Klein bunlardan ikisini tanıdı. Biri tamamlanmamış Gözbebeği Olmayan Göz, diğeri ise tamamlanmamış Çarpık Çizgiler'di.
Bu gerçekten Sequence o The Fool'a işaret eden bir eşya olabilir mi? Ama biraz fazla karmaşık değil mi… Bu baston gerçekten tanıdık geliyor. Sanki… Little Sun'ın bana dua ederken kullandığı kristal küre gibi! C-başka bir kızıl yıldıza da karşılık gelebilir mi? Klein tuhaf bir ifadeyle antik saraya baktı ama gördüğü tek şey, hiçbir anormallik belirtisi olmayan, sonsuz gri sisin içinde asılı duran hayali yıldızlardı.
Bu tür eşyaların tılsımlar gibi tek kullanımlık eşyalar olması nedeniyle, bunlarla deney yapma fikrinden vazgeçti. Yapabileceği tek şey, çöp yığınından biraz kağıt toplamak ve karmaşık ve anormal sembolleri ve sihirli etiketleri bastonun üzerine ciddi bir şekilde kaydetmekti.
Loen Kingdom, Backlund, Dr. Aaron'un ikametgahı.
Ana yatak odasında bir hizmetçi, mışıl mışıl uyuyan bir bebeğe bakıyordu.

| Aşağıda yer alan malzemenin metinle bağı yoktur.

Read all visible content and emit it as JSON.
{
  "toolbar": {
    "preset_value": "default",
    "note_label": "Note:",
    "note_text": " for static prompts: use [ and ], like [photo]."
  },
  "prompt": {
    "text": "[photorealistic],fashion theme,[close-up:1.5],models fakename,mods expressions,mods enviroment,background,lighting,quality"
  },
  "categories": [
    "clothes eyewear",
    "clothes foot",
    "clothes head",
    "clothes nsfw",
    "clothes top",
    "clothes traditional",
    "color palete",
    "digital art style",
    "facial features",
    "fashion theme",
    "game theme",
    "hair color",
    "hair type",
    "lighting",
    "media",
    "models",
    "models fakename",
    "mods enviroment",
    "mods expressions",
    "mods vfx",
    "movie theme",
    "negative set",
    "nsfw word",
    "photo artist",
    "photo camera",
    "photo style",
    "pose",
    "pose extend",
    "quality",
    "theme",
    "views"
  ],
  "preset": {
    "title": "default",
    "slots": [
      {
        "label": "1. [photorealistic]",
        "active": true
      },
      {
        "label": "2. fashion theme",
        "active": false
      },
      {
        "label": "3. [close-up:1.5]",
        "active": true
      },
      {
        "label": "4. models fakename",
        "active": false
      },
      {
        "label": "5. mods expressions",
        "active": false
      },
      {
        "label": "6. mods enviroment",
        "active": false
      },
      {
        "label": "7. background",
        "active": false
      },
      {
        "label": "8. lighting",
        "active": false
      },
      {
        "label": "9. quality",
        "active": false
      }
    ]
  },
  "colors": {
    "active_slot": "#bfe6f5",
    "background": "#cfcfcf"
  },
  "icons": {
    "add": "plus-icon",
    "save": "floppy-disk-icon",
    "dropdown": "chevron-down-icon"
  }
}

Alt katta çok sayıda davetlinin katıldığı ziyafetin yarısına gelinmişti.
Aniden bir köşede üç figür hızla belirdi. Önlerinde ipek silindir şapkalı, siyah resmi takım elbiseli bir adam vardı. O, kendini gizlemeyen Klein Moretti'den başkası değildi.
Bir büyüyü fırlattı ve eski bir Hermes terimini mırıldandı:
“Kızıl!”
Koyu kırmızı alevler parladı ve hafif bir patlama sesinin ortasında rahatlatıcı güçler yayıldı. Hizmetçi anında uykuya daldı ve yatağın kenarına çökerek derin bir uykuya daldı.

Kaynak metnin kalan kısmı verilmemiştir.